The project also acknowledges that trust must be earned. Its shadow mode runs for the first seven days or fifty graded samples without issuing a single real interruption. The user reviews what would have happened, grades the calls, and the system graduates only after proving its calibration. Graduation comes with a “Tact Report” summarizing its performance.
Verification and Explainability
Agent Chief extends its conservatism to dispatch. When it routes an event to an agent, it does not accept “done” as proof. A verification layer—either an acceptance command or an LLM second opinion—checks the result. If the backend judge goes offline, the system degrades to rules-only conservative routing and refuses to interrupt while blind, healing automatically when service returns.
Chaos-injection tests verify this degradation path. The system never interrupts while blind, and heals automatically when the backend returns. This is the kind of failure-mode transparency that agent infrastructure usually lacks.
Every decision is explorable. Each carries a five-component score covering urgency, relevance, actionability, novelty, and confidence, plus the matched rules, the latency per stage, and the exact token and dollar cost. The cost accounting is granular enough to have caught a seventeen-fold mispricing bug in the project’s own development. Every decision stamps the exact prompt version, model backend, and cache-aware dollar cost into the trace. If the judge template changes, the golden set blocks the merge until the diff proves improvement.
Nightly distillation writes learned preferences into a human-readable POLICY.md that the user can edit directly; human edits win immediately.
This is a deliberate counterpoint to the black-box personalization common in cloud-native assistants. WorkBoard’s AI Chief of Staff, for instance, offers enterprise workflow automation across calendars, Slack, and Salesforce [7]. Agent Chief occupies a different niche: single-user, local-first, SQLite and markdown under the home directory, no telemetry, console bound to localhost. It is the difference between a corporate scheduling layer and a personal attention firewall. The local-first posture aligns with a broader shift toward running AI agents on personal hardware rather than rented infrastructure [8].
The Limits of v1
The project is explicit about what it is not.
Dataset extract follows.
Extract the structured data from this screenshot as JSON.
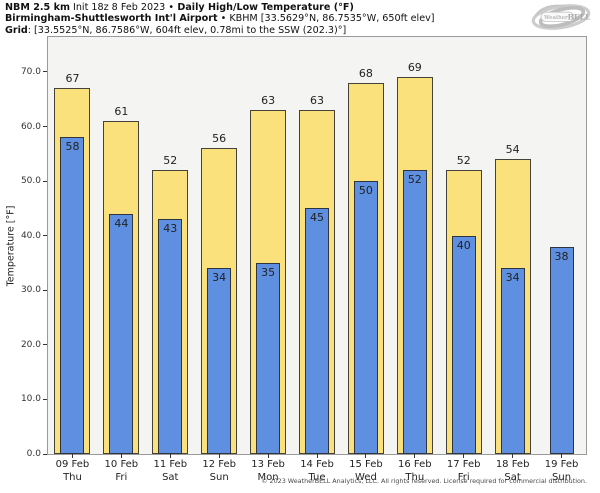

The roadmap deliberately excludes hosted services, multi-user web UIs, cloud sync, and Slack or Discord delivery in v1. It is a local daemon with a token-gated console, designed for one engineer who is tired of being pinged.
That narrowness is its argument. The agent ecosystem is currently optimized for capability expansion—more tools, more agents, more context, as catalogued in recent surveys of agent evolution and architecture [9]. Agent Chief argues that the next layer of value lies in refusal. By quantifying the cost of every judgment, proving where its learning stops working, and defaulting to silence, it treats human attention as a finite budget rather than an infinite free good.
The industry conversation is already shifting in this direction. Analysts have begun forecasting a “Chief Agent Officer” role by 2026 to manage the friction between digital labor and human oversight [4]. Agent Chief is an early embodiment of that function in software form. It suggests that the most important agent in your stack might be the one that tells the others to shut up.